A new LISC white paper examines how partnerships between Community Land Trusts (CLTs) and community development institutions can scale up and sustain land trusts so as to begin to impact displacement at the neighborhood level.
The number of very low-income households without any housing subsidy who pay more than 50% in rent grew from about 6 million in 2005 to approximately 8.3 million in 2015. There were over 2.3 million eviction filings in 2016 and in 2017 approximately 1.4 million households were forced out of their homes unwillingly in the previous two years. Homeownership is increasingly out of reach for low-income and middle-class people, with home prices outstripping income gains for the past six years. Because of these conditions, community development practitioners and local policymakers across the country are seeking tools to combat displacement.
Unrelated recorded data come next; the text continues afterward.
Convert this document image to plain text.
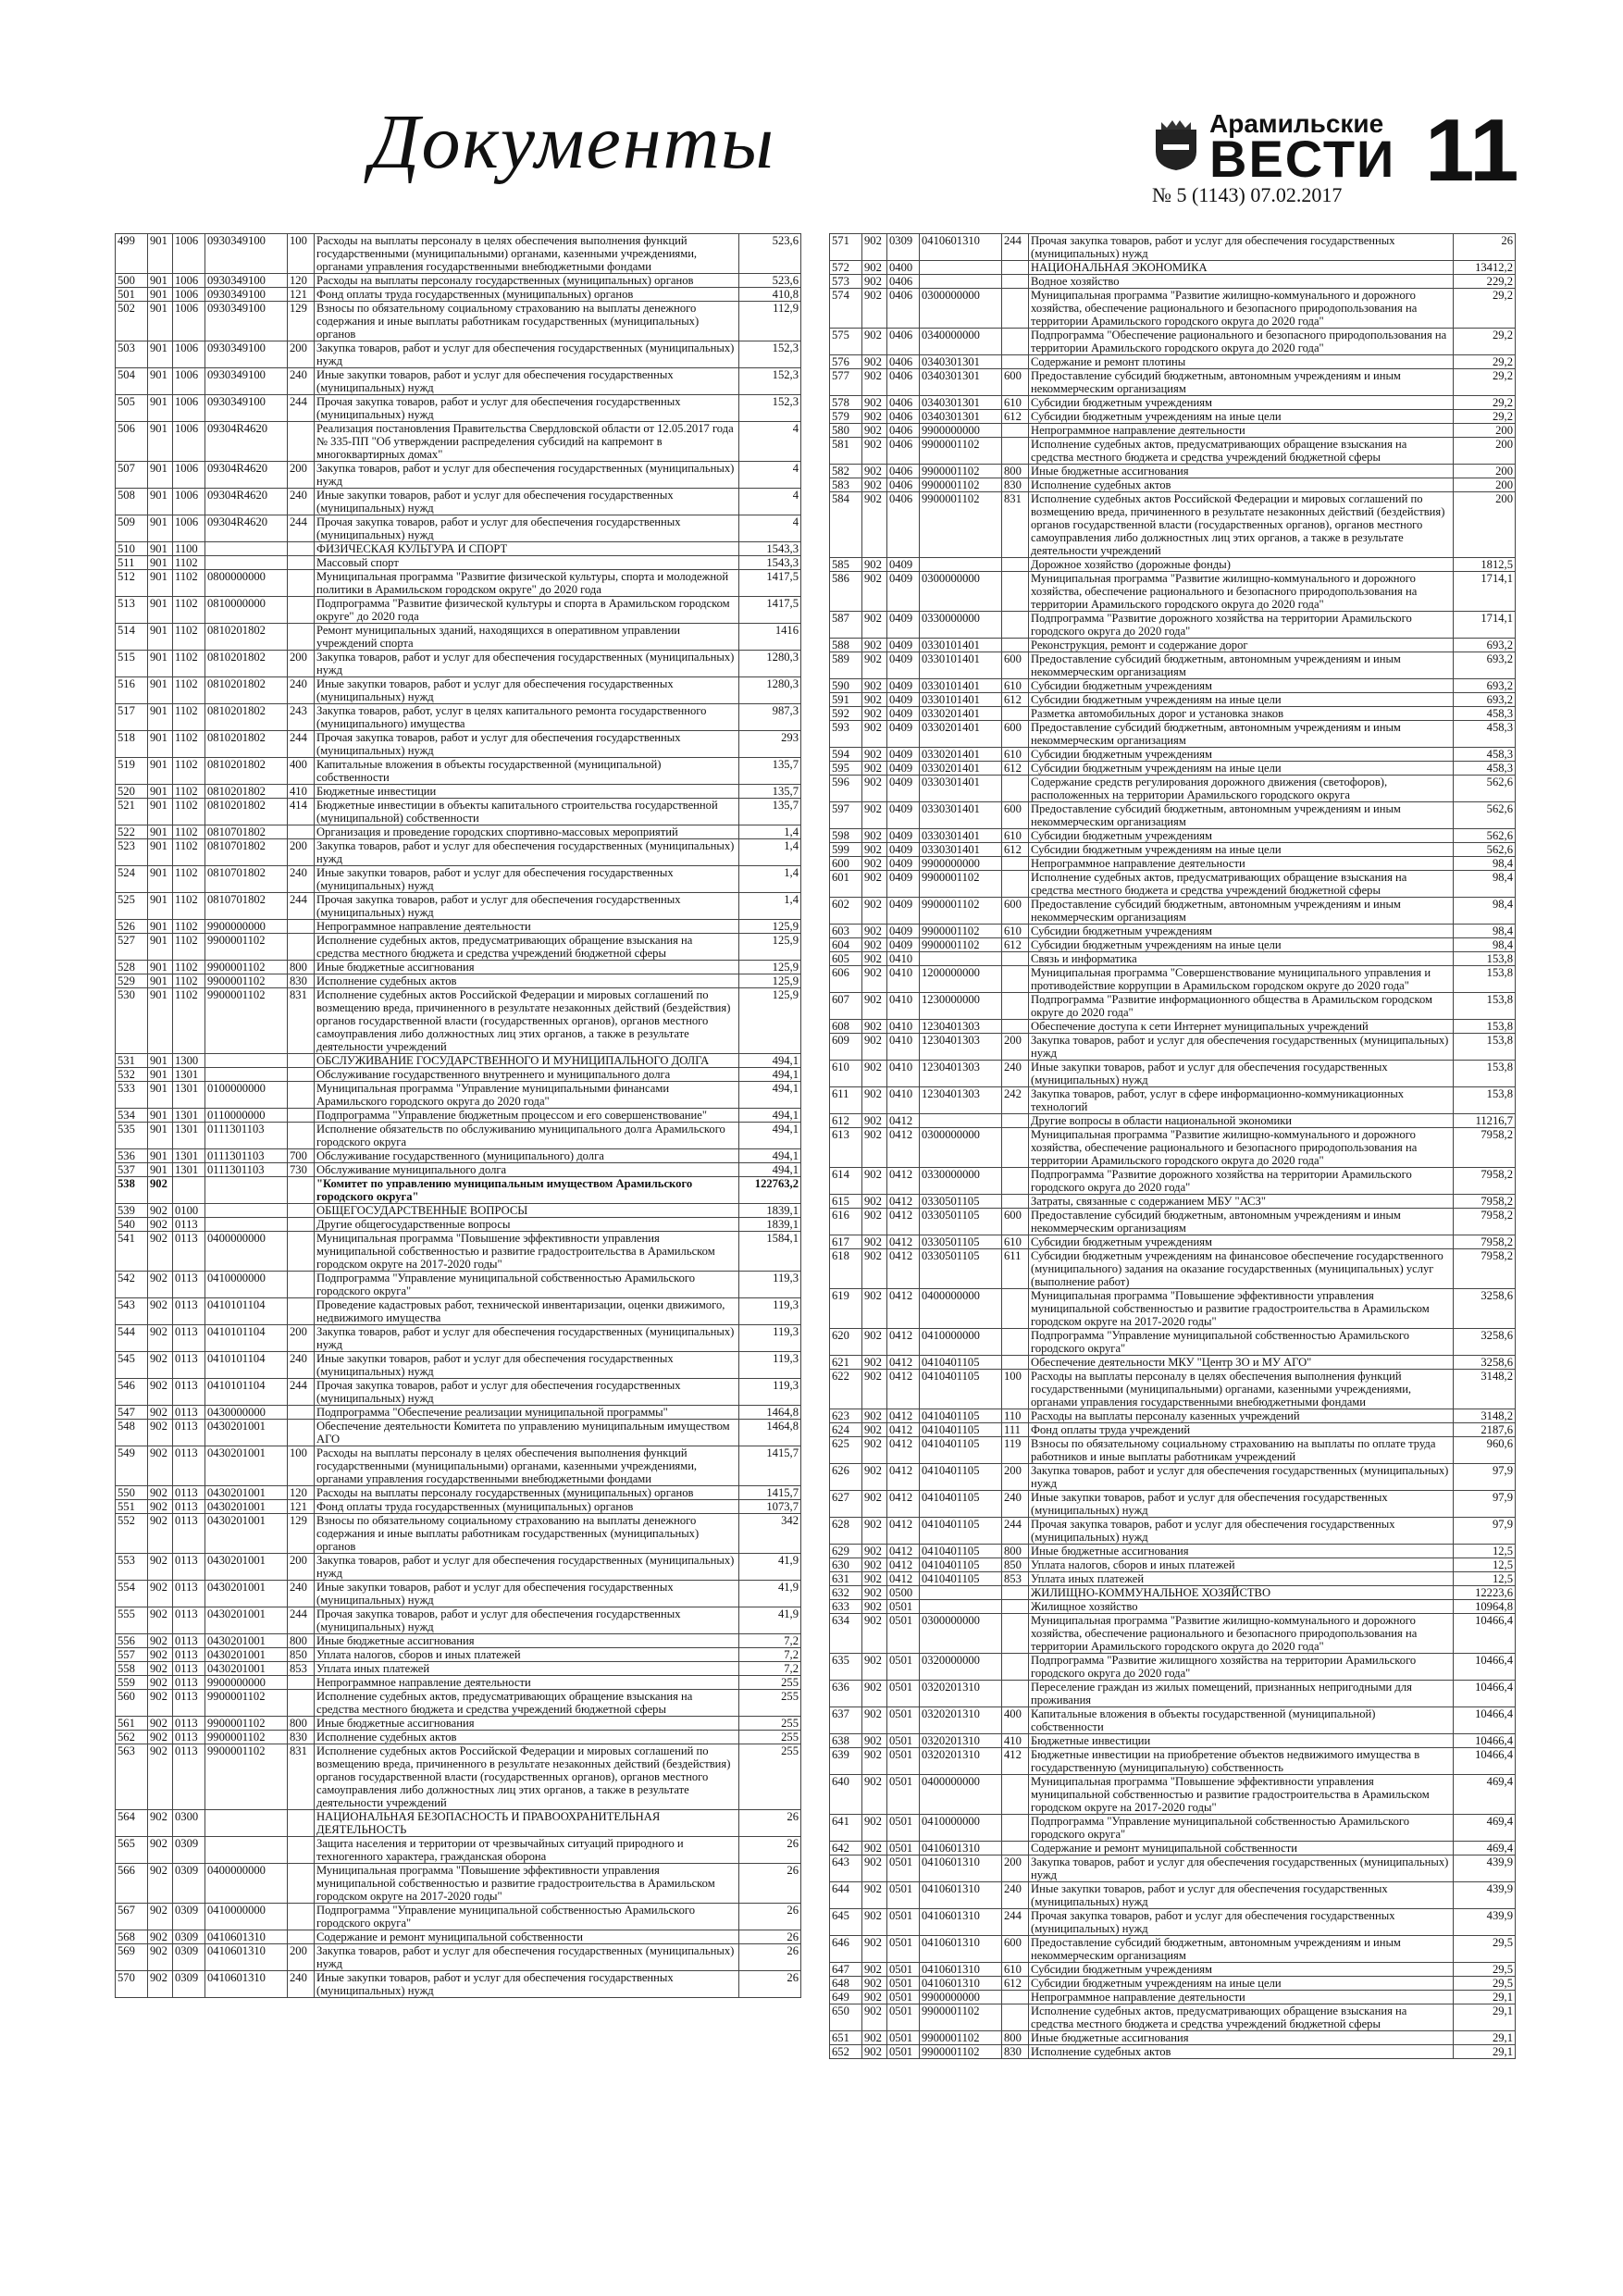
Документы	Арамильские
ВЕСТИ 11
№ 5 (1143) 07.02.2017
499	901	1006	0930349100	100	Расходы на выплаты персоналу в целях обеспечения выполнения функций государственными (муниципальными) органами, казенными учреждениями, органами управления государственными внебюджетными фондами	523,6
500	901	1006	0930349100	120	Расходы на выплаты персоналу государственных (муниципальных) органов	523,6
501	901	1006	0930349100	121	Фонд оплаты труда государственных (муниципальных) органов	410,8
502	901	1006	0930349100	129	Взносы по обязательному социальному страхованию на выплаты денежного содержания и иные выплаты работникам государственных (муниципальных) органов	112,9
503	901	1006	0930349100	200	Закупка товаров, работ и услуг для обеспечения государственных (муниципальных) нужд	152,3
504	901	1006	0930349100	240	Иные закупки товаров, работ и услуг для обеспечения государственных (муниципальных) нужд	152,3
505	901	1006	0930349100	244	Прочая закупка товаров, работ и услуг для обеспечения государственных (муниципальных) нужд	152,3
506	901	1006	09304R4620		Реализация постановления Правительства Свердловской области от 12.05.2017 года № 335-ПП "Об утверждении распределения субсидий на капремонт в многоквартирных домах"	4
507	901	1006	09304R4620	200	Закупка товаров, работ и услуг для обеспечения государственных (муниципальных) нужд	4
508	901	1006	09304R4620	240	Иные закупки товаров, работ и услуг для обеспечения государственных (муниципальных) нужд	4
509	901	1006	09304R4620	244	Прочая закупка товаров, работ и услуг для обеспечения государственных (муниципальных) нужд	4
510	901	1100			ФИЗИЧЕСКАЯ КУЛЬТУРА И СПОРТ	1543,3
511	901	1102			Массовый спорт	1543,3
512	901	1102	0800000000		Муниципальная программа "Развитие физической культуры, спорта и молодежной политики в Арамильском городском округе" до 2020 года	1417,5
513	901	1102	0810000000		Подпрограмма "Развитие физической культуры и спорта в Арамильском городском округе" до 2020 года	1417,5
514	901	1102	0810201802		Ремонт муниципальных зданий, находящихся в оперативном управлении учреждений спорта	1416
515	901	1102	0810201802	200	Закупка товаров, работ и услуг для обеспечения государственных (муниципальных) нужд	1280,3
516	901	1102	0810201802	240	Иные закупки товаров, работ и услуг для обеспечения государственных (муниципальных) нужд	1280,3
517	901	1102	0810201802	243	Закупка товаров, работ, услуг в целях капитального ремонта государственного (муниципального) имущества	987,3
518	901	1102	0810201802	244	Прочая закупка товаров, работ и услуг для обеспечения государственных (муниципальных) нужд	293
519	901	1102	0810201802	400	Капитальные вложения в объекты государственной (муниципальной) собственности	135,7
520	901	1102	0810201802	410	Бюджетные инвестиции	135,7
521	901	1102	0810201802	414	Бюджетные инвестиции в объекты капитального строительства государственной (муниципальной) собственности	135,7
522	901	1102	0810701802		Организация и проведение городских спортивно-массовых мероприятий	1,4
523	901	1102	0810701802	200	Закупка товаров, работ и услуг для обеспечения государственных (муниципальных) нужд	1,4
524	901	1102	0810701802	240	Иные закупки товаров, работ и услуг для обеспечения государственных (муниципальных) нужд	1,4
525	901	1102	0810701802	244	Прочая закупка товаров, работ и услуг для обеспечения государственных (муниципальных) нужд	1,4
526	901	1102	9900000000		Непрограммное направление деятельности	125,9
527	901	1102	9900001102		Исполнение судебных актов, предусматривающих обращение взыскания на средства местного бюджета и средства учреждений бюджетной сферы	125,9
528	901	1102	9900001102	800	Иные бюджетные ассигнования	125,9
529	901	1102	9900001102	830	Исполнение судебных актов	125,9
530	901	1102	9900001102	831	Исполнение судебных актов Российской Федерации и мировых соглашений по возмещению вреда, причиненного в результате незаконных действий (бездействия) органов государственной власти (государственных органов), органов местного самоуправления либо должностных лиц этих органов, а также в результате деятельности учреждений	125,9
531	901	1300			ОБСЛУЖИВАНИЕ ГОСУДАРСТВЕННОГО И МУНИЦИПАЛЬНОГО ДОЛГА	494,1
532	901	1301			Обслуживание государственного внутреннего и муниципального долга	494,1
533	901	1301	0100000000		Муниципальная программа "Управление муниципальными финансами Арамильского городского округа до 2020 года"	494,1
534	901	1301	0110000000		Подпрограмма "Управление бюджетным процессом и его совершенствование"	494,1
535	901	1301	0111301103		Исполнение обязательств по обслуживанию муниципального долга Арамильского городского округа	494,1
536	901	1301	0111301103	700	Обслуживание государственного (муниципального) долга	494,1
537	901	1301	0111301103	730	Обслуживание муниципального долга	494,1
538	902				"Комитет по управлению муниципальным имуществом Арамильского городского округа"	122763,2
539	902	0100			ОБЩЕГОСУДАРСТВЕННЫЕ ВОПРОСЫ	1839,1
540	902	0113			Другие общегосударственные вопросы	1839,1
541	902	0113	0400000000		Муниципальная программа "Повышение эффективности управления муниципальной собственностью и развитие градостроительства в Арамильском городском округе на 2017-2020 годы"	1584,1
542	902	0113	0410000000		Подпрограмма "Управление муниципальной собственностью Арамильского городского округа"	119,3
543	902	0113	0410101104		Проведение кадастровых работ, технической инвентаризации, оценки движимого, недвижимого имущества	119,3
544	902	0113	0410101104	200	Закупка товаров, работ и услуг для обеспечения государственных (муниципальных) нужд	119,3
545	902	0113	0410101104	240	Иные закупки товаров, работ и услуг для обеспечения государственных (муниципальных) нужд	119,3
546	902	0113	0410101104	244	Прочая закупка товаров, работ и услуг для обеспечения государственных (муниципальных) нужд	119,3
547	902	0113	0430000000		Подпрограмма "Обеспечение реализации муниципальной программы"	1464,8
548	902	0113	0430201001		Обеспечение деятельности Комитета по управлению муниципальным имуществом АГО	1464,8
549	902	0113	0430201001	100	Расходы на выплаты персоналу в целях обеспечения выполнения функций государственными (муниципальными) органами, казенными учреждениями, органами управления государственными внебюджетными фондами	1415,7
550	902	0113	0430201001	120	Расходы на выплаты персоналу государственных (муниципальных) органов	1415,7
551	902	0113	0430201001	121	Фонд оплаты труда государственных (муниципальных) органов	1073,7
552	902	0113	0430201001	129	Взносы по обязательному социальному страхованию на выплаты денежного содержания и иные выплаты работникам государственных (муниципальных) органов	342
553	902	0113	0430201001	200	Закупка товаров, работ и услуг для обеспечения государственных (муниципальных) нужд	41,9
554	902	0113	0430201001	240	Иные закупки товаров, работ и услуг для обеспечения государственных (муниципальных) нужд	41,9
555	902	0113	0430201001	244	Прочая закупка товаров, работ и услуг для обеспечения государственных (муниципальных) нужд	41,9
556	902	0113	0430201001	800	Иные бюджетные ассигнования	7,2
557	902	0113	0430201001	850	Уплата налогов, сборов и иных платежей	7,2
558	902	0113	0430201001	853	Уплата иных платежей	7,2
559	902	0113	9900000000		Непрограммное направление деятельности	255
560	902	0113	9900001102		Исполнение судебных актов, предусматривающих обращение взыскания на средства местного бюджета и средства учреждений бюджетной сферы	255
561	902	0113	9900001102	800	Иные бюджетные ассигнования	255
562	902	0113	9900001102	830	Исполнение судебных актов	255
563	902	0113	9900001102	831	Исполнение судебных актов Российской Федерации и мировых соглашений по возмещению вреда, причиненного в результате незаконных действий (бездействия) органов государственной власти (государственных органов), органов местного самоуправления либо должностных лиц этих органов, а также в результате деятельности учреждений	255
564	902	0300			НАЦИОНАЛЬНАЯ БЕЗОПАСНОСТЬ И ПРАВООХРАНИТЕЛЬНАЯ ДЕЯТЕЛЬНОСТЬ	26
565	902	0309			Защита населения и территории от чрезвычайных ситуаций природного и техногенного характера, гражданская оборона	26
566	902	0309	0400000000		Муниципальная программа "Повышение эффективности управления муниципальной собственностью и развитие градостроительства в Арамильском городском округе на 2017-2020 годы"	26
567	902	0309	0410000000		Подпрограмма "Управление муниципальной собственностью Арамильского городского округа"	26
568	902	0309	0410601310		Содержание и ремонт муниципальной собственности	26
569	902	0309	0410601310	200	Закупка товаров, работ и услуг для обеспечения государственных (муниципальных) нужд	26
570	902	0309	0410601310	240	Иные закупки товаров, работ и услуг для обеспечения государственных (муниципальных) нужд	26
571	902	0309	0410601310	244	Прочая закупка товаров, работ и услуг для обеспечения государственных (муниципальных) нужд	26
572	902	0400			НАЦИОНАЛЬНАЯ ЭКОНОМИКА	13412,2
573	902	0406			Водное хозяйство	229,2
574	902	0406	0300000000		Муниципальная программа "Развитие жилищно-коммунального и дорожного хозяйства, обеспечение рационального и безопасного природопользования на территории Арамильского городского округа до 2020 года"	29,2
575	902	0406	0340000000		Подпрограмма "Обеспечение рационального и безопасного природопользования на территории Арамильского городского округа до 2020 года"	29,2
576	902	0406	0340301301		Содержание и ремонт плотины	29,2
577	902	0406	0340301301	600	Предоставление субсидий бюджетным, автономным учреждениям и иным некоммерческим организациям	29,2
578	902	0406	0340301301	610	Субсидии бюджетным учреждениям	29,2
579	902	0406	0340301301	612	Субсидии бюджетным учреждениям на иные цели	29,2
580	902	0406	9900000000		Непрограммное направление деятельности	200
581	902	0406	9900001102		Исполнение судебных актов, предусматривающих обращение взыскания на средства местного бюджета и средства учреждений бюджетной сферы	200
582	902	0406	9900001102	800	Иные бюджетные ассигнования	200
583	902	0406	9900001102	830	Исполнение судебных актов	200
584	902	0406	9900001102	831	Исполнение судебных актов Российской Федерации и мировых соглашений по возмещению вреда, причиненного в результате незаконных действий (бездействия) органов государственной власти (государственных органов), органов местного самоуправления либо должностных лиц этих органов, а также в результате деятельности учреждений	200
585	902	0409			Дорожное хозяйство (дорожные фонды)	1812,5
586	902	0409	0300000000		Муниципальная программа "Развитие жилищно-коммунального и дорожного хозяйства, обеспечение рационального и безопасного природопользования на территории Арамильского городского округа до 2020 года"	1714,1
587	902	0409	0330000000		Подпрограмма "Развитие дорожного хозяйства на территории Арамильского городского округа до 2020 года"	1714,1
588	902	0409	0330101401		Реконструкция, ремонт и содержание дорог	693,2
589	902	0409	0330101401	600	Предоставление субсидий бюджетным, автономным учреждениям и иным некоммерческим организациям	693,2
590	902	0409	0330101401	610	Субсидии бюджетным учреждениям	693,2
591	902	0409	0330101401	612	Субсидии бюджетным учреждениям на иные цели	693,2
592	902	0409	0330201401		Разметка автомобильных дорог и установка знаков	458,3
593	902	0409	0330201401	600	Предоставление субсидий бюджетным, автономным учреждениям и иным некоммерческим организациям	458,3
594	902	0409	0330201401	610	Субсидии бюджетным учреждениям	458,3
595	902	0409	0330201401	612	Субсидии бюджетным учреждениям на иные цели	458,3
596	902	0409	0330301401		Содержание средств регулирования дорожного движения (светофоров), расположенных на территории Арамильского городского округа	562,6
597	902	0409	0330301401	600	Предоставление субсидий бюджетным, автономным учреждениям и иным некоммерческим организациям	562,6
598	902	0409	0330301401	610	Субсидии бюджетным учреждениям	562,6
599	902	0409	0330301401	612	Субсидии бюджетным учреждениям на иные цели	562,6
600	902	0409	9900000000		Непрограммное направление деятельности	98,4
601	902	0409	9900001102		Исполнение судебных актов, предусматривающих обращение взыскания на средства местного бюджета и средства учреждений бюджетной сферы	98,4
602	902	0409	9900001102	600	Предоставление субсидий бюджетным, автономным учреждениям и иным некоммерческим организациям	98,4
603	902	0409	9900001102	610	Субсидии бюджетным учреждениям	98,4
604	902	0409	9900001102	612	Субсидии бюджетным учреждениям на иные цели	98,4
605	902	0410			Связь и информатика	153,8
606	902	0410	1200000000		Муниципальная программа "Совершенствование муниципального управления и противодействие коррупции в Арамильском городском округе до 2020 года"	153,8
607	902	0410	1230000000		Подпрограмма "Развитие информационного общества в Арамильском городском округе до 2020 года"	153,8
608	902	0410	1230401303		Обеспечение доступа к сети Интернет муниципальных учреждений	153,8
609	902	0410	1230401303	200	Закупка товаров, работ и услуг для обеспечения государственных (муниципальных) нужд	153,8
610	902	0410	1230401303	240	Иные закупки товаров, работ и услуг для обеспечения государственных (муниципальных) нужд	153,8
611	902	0410	1230401303	242	Закупка товаров, работ, услуг в сфере информационно-коммуникационных технологий	153,8
612	902	0412			Другие вопросы в области национальной экономики	11216,7
613	902	0412	0300000000		Муниципальная программа "Развитие жилищно-коммунального и дорожного хозяйства, обеспечение рационального и безопасного природопользования на территории Арамильского городского округа до 2020 года"	7958,2
614	902	0412	0330000000		Подпрограмма "Развитие дорожного хозяйства на территории Арамильского городского округа до 2020 года"	7958,2
615	902	0412	0330501105		Затраты, связанные с содержанием МБУ "АСЗ"	7958,2
616	902	0412	0330501105	600	Предоставление субсидий бюджетным, автономным учреждениям и иным некоммерческим организациям	7958,2
617	902	0412	0330501105	610	Субсидии бюджетным учреждениям	7958,2
618	902	0412	0330501105	611	Субсидии бюджетным учреждениям на финансовое обеспечение государственного (муниципального) задания на оказание государственных (муниципальных) услуг (выполнение работ)	7958,2
619	902	0412	0400000000		Муниципальная программа "Повышение эффективности управления муниципальной собственностью и развитие градостроительства в Арамильском городском округе на 2017-2020 годы"	3258,6
620	902	0412	0410000000		Подпрограмма "Управление муниципальной собственностью Арамильского городского округа"	3258,6
621	902	0412	0410401105		Обеспечение деятельности МКУ "Центр ЗО и МУ АГО"	3258,6
622	902	0412	0410401105	100	Расходы на выплаты персоналу в целях обеспечения выполнения функций государственными (муниципальными) органами, казенными учреждениями, органами управления государственными внебюджетными фондами	3148,2
623	902	0412	0410401105	110	Расходы на выплаты персоналу казенных учреждений	3148,2
624	902	0412	0410401105	111	Фонд оплаты труда учреждений	2187,6
625	902	0412	0410401105	119	Взносы по обязательному социальному страхованию на выплаты по оплате труда работников и иные выплаты работникам учреждений	960,6
626	902	0412	0410401105	200	Закупка товаров, работ и услуг для обеспечения государственных (муниципальных) нужд	97,9
627	902	0412	0410401105	240	Иные закупки товаров, работ и услуг для обеспечения государственных (муниципальных) нужд	97,9
628	902	0412	0410401105	244	Прочая закупка товаров, работ и услуг для обеспечения государственных (муниципальных) нужд	97,9
629	902	0412	0410401105	800	Иные бюджетные ассигнования	12,5
630	902	0412	0410401105	850	Уплата налогов, сборов и иных платежей	12,5
631	902	0412	0410401105	853	Уплата иных платежей	12,5
632	902	0500			ЖИЛИЩНО-КОММУНАЛЬНОЕ ХОЗЯЙСТВО	12223,6
633	902	0501			Жилищное хозяйство	10964,8
634	902	0501	0300000000		Муниципальная программа "Развитие жилищно-коммунального и дорожного хозяйства, обеспечение рационального и безопасного природопользования на территории Арамильского городского округа до 2020 года"	10466,4
635	902	0501	0320000000		Подпрограмма "Развитие жилищного хозяйства на территории Арамильского городского округа до 2020 года"	10466,4
636	902	0501	0320201310		Переселение граждан из жилых помещений, признанных непригодными для проживания	10466,4
637	902	0501	0320201310	400	Капитальные вложения в объекты государственной (муниципальной) собственности	10466,4
638	902	0501	0320201310	410	Бюджетные инвестиции	10466,4
639	902	0501	0320201310	412	Бюджетные инвестиции на приобретение объектов недвижимого имущества в государственную (муниципальную) собственность	10466,4
640	902	0501	0400000000		Муниципальная программа "Повышение эффективности управления муниципальной собственностью и развитие градостроительства в Арамильском городском округе на 2017-2020 годы"	469,4
641	902	0501	0410000000		Подпрограмма "Управление муниципальной собственностью Арамильского городского округа"	469,4
642	902	0501	0410601310		Содержание и ремонт муниципальной собственности	469,4
643	902	0501	0410601310	200	Закупка товаров, работ и услуг для обеспечения государственных (муниципальных) нужд	439,9
644	902	0501	0410601310	240	Иные закупки товаров, работ и услуг для обеспечения государственных (муниципальных) нужд	439,9
645	902	0501	0410601310	244	Прочая закупка товаров, работ и услуг для обеспечения государственных (муниципальных) нужд	439,9
646	902	0501	0410601310	600	Предоставление субсидий бюджетным, автономным учреждениям и иным некоммерческим организациям	29,5
647	902	0501	0410601310	610	Субсидии бюджетным учреждениям	29,5
648	902	0501	0410601310	612	Субсидии бюджетным учреждениям на иные цели	29,5
649	902	0501	9900000000		Непрограммное направление деятельности	29,1
650	902	0501	9900001102		Исполнение судебных актов, предусматривающих обращение взыскания на средства местного бюджета и средства учреждений бюджетной сферы	29,1
651	902	0501	9900001102	800	Иные бюджетные ассигнования	29,1
652	902	0501	9900001102	830	Исполнение судебных актов	29,1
One of the more visible of these strategies involves creating or scaling-up Community Land Trusts (CLTs).
CLTs are entities or programs that hold land and govern the terms around which owners or tenants can use it. In most cases, CLTs use a “ground lease” to achieve permanent affordability by putting resale restrictions into place and setting guidelines about income eligibility. CLTs are lauded for creating permanently affordable housing, and for building a neighborhood-wide constituency for its sustained community ownership. At the same time, most land trusts are relatively small compared to the scale of local and national housing need.
This policy brief asks how partnerships between CLTs and community development institutions can scale up and sustain land trusts so as to begin to impact displacement at the neighborhood level. These goals of scale and sustainability are intertwined. Achieving scale means identifying new pipelines and resources to secure land and properties, and to rehabilitate them as needed. Making sure these larger land trusts are sustainable means ensuring that new properties’ financing and governance will allow for permanent affordability.